In the end I created a stacked data set where time series data are stacked on top of each other and then grouped by reading in the original data and then shuffling columns around. I struggled creating a plot overlaying several matrix columns, however, that was mostly due to my misconception of how Gadfly should work. sparse format of the result (e.g., csr) by default an appropriate sparse matrix format is returned. sequence of sparse matrices with compatible shapes. Gadfly follows a completely different philosophy from MATLAB and Winston and is strongly influenced by ggplot in R. hstack (blocks, format None, dtype None) source Stack sparse matrices horizontally (column wise) Parameters blocks. You will need to install the DataFrames and Gadfly packages, though the former (as well as a bunch of other dependencies) should be automatically installed when installing Gadfly. Using julia for this is quite illustrative (and a really nice experience). Return : stacked ndarray The stacked array of the input arrays. To begin with, download the Gadfly graphics package, and immediately the full. The arrays must have the same shape along all but the second axis. tup : sequence of ndarrays Tuple containing arrays to be stacked.

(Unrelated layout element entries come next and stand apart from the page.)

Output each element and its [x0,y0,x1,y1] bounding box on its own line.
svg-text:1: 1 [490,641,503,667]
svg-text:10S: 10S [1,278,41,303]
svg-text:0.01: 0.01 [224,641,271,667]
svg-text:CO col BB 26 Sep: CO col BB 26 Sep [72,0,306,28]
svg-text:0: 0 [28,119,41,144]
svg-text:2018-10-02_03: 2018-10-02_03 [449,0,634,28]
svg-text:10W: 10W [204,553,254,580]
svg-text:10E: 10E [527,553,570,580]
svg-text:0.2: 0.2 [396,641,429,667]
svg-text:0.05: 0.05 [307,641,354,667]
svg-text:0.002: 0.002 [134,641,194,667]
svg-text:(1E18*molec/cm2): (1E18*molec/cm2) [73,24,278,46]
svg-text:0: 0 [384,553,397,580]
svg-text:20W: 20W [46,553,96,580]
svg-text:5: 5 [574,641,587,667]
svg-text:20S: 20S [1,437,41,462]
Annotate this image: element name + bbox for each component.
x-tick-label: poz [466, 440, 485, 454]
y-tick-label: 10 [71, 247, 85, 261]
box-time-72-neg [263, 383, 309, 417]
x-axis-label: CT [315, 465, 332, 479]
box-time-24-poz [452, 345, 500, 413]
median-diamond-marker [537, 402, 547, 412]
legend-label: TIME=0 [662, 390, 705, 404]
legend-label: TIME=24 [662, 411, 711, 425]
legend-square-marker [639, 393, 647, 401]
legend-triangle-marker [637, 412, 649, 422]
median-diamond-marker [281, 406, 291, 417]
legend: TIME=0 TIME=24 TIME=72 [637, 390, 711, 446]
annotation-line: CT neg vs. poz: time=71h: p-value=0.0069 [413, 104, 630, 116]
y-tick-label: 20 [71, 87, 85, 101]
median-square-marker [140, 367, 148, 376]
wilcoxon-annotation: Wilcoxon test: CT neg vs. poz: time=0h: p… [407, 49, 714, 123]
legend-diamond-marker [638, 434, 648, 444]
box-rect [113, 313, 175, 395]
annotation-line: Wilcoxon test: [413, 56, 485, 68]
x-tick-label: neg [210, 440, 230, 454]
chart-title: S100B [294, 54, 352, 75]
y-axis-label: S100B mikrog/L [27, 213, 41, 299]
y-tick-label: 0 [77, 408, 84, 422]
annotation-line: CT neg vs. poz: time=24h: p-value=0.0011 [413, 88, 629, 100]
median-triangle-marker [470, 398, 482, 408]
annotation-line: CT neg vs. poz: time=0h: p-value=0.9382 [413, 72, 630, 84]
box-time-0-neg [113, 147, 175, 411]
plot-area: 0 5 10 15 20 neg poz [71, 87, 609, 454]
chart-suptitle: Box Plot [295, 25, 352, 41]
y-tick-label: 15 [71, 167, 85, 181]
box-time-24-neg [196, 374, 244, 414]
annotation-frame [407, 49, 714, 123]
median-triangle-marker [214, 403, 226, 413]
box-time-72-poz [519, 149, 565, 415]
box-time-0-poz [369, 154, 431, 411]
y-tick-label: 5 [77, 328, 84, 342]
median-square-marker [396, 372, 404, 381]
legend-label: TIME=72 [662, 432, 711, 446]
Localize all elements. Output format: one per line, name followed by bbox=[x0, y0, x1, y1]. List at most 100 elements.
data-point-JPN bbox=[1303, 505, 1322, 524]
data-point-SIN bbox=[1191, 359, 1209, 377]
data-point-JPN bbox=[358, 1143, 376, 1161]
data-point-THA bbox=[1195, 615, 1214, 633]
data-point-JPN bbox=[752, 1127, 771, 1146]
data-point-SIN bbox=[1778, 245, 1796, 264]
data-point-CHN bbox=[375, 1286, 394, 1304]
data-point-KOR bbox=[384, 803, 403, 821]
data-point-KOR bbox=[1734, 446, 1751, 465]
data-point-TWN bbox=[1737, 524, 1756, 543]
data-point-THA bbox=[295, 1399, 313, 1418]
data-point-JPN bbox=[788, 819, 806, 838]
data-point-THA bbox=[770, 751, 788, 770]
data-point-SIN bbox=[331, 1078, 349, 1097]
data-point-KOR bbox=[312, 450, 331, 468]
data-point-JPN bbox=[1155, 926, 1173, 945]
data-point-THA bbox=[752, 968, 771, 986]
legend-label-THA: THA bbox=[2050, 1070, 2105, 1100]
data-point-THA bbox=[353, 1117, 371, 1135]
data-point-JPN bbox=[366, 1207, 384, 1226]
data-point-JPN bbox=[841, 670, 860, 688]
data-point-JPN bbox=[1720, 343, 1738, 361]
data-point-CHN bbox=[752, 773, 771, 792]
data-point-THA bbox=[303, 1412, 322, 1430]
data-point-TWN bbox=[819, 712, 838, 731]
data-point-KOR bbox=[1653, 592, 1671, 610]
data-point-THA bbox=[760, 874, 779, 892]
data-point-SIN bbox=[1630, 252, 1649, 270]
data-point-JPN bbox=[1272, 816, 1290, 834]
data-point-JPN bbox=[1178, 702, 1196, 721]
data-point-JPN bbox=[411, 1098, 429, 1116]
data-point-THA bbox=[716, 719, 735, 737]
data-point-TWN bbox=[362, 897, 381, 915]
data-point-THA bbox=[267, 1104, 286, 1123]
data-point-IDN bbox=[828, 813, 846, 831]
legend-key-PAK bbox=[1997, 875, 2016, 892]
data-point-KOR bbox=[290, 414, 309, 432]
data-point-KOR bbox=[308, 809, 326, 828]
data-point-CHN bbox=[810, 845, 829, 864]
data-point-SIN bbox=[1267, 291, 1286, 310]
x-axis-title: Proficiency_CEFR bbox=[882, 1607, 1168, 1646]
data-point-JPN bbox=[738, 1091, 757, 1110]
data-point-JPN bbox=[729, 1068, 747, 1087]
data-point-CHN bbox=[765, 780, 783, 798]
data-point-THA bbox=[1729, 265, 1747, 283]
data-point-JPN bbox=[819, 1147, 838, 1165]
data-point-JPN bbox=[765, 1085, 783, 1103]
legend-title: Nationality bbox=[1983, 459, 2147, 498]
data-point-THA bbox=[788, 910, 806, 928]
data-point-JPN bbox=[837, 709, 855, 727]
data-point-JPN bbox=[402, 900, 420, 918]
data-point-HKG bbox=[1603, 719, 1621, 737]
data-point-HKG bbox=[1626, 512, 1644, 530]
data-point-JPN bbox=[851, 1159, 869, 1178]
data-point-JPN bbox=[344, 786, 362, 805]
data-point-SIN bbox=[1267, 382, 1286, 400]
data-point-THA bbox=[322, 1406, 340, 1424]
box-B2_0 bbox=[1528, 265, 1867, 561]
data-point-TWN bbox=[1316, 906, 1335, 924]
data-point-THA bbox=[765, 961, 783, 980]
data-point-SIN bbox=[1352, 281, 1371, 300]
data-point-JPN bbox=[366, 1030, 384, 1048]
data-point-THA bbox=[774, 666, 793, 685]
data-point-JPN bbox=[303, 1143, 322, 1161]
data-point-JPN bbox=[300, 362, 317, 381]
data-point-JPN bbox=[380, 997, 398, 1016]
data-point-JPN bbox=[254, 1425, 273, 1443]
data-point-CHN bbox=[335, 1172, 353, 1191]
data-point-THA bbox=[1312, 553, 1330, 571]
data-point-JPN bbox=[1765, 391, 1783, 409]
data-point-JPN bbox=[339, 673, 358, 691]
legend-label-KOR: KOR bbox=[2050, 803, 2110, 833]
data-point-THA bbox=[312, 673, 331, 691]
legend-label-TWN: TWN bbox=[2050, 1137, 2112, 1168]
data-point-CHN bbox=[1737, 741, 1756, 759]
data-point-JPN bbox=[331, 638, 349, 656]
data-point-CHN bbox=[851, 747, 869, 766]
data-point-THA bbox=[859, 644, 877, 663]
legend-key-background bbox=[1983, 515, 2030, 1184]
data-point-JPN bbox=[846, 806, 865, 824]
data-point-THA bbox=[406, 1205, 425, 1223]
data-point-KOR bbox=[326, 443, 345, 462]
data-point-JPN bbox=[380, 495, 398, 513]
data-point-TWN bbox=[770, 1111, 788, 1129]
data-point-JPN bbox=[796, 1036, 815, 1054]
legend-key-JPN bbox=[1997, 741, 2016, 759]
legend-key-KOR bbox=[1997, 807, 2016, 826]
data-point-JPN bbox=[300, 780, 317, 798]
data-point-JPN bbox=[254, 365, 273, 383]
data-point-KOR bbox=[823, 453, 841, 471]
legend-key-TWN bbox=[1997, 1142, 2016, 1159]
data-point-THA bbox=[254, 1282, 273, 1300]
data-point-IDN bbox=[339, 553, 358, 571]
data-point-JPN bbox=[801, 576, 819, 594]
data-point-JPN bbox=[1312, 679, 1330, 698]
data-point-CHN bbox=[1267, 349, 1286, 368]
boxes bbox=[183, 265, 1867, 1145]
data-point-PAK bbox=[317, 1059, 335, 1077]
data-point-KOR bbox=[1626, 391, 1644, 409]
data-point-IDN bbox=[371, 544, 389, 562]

Vstack hstack lgadfly how to#
See the previous article for how to do this. numpy.hstack () function is used to stack the sequence of input arrays horizontally (i.e. The only difference to plotting it using standard arrays are the slightly different input arguments - you basically have to extract the data first from the dataset array into a double array before plotting it. VarNames = ) xlabel ( 'time' ) ylabel ( 'concentration' ) export_fig ( 'matlab_rlbinding.png'. 'Delimiter', ',', 'ReadVarNames', false ) % rename the column headers data.



% create a dataset array with similar properties to % DataFrames in R or Python data = dataset ( 'File', 'rlbinding.csv'.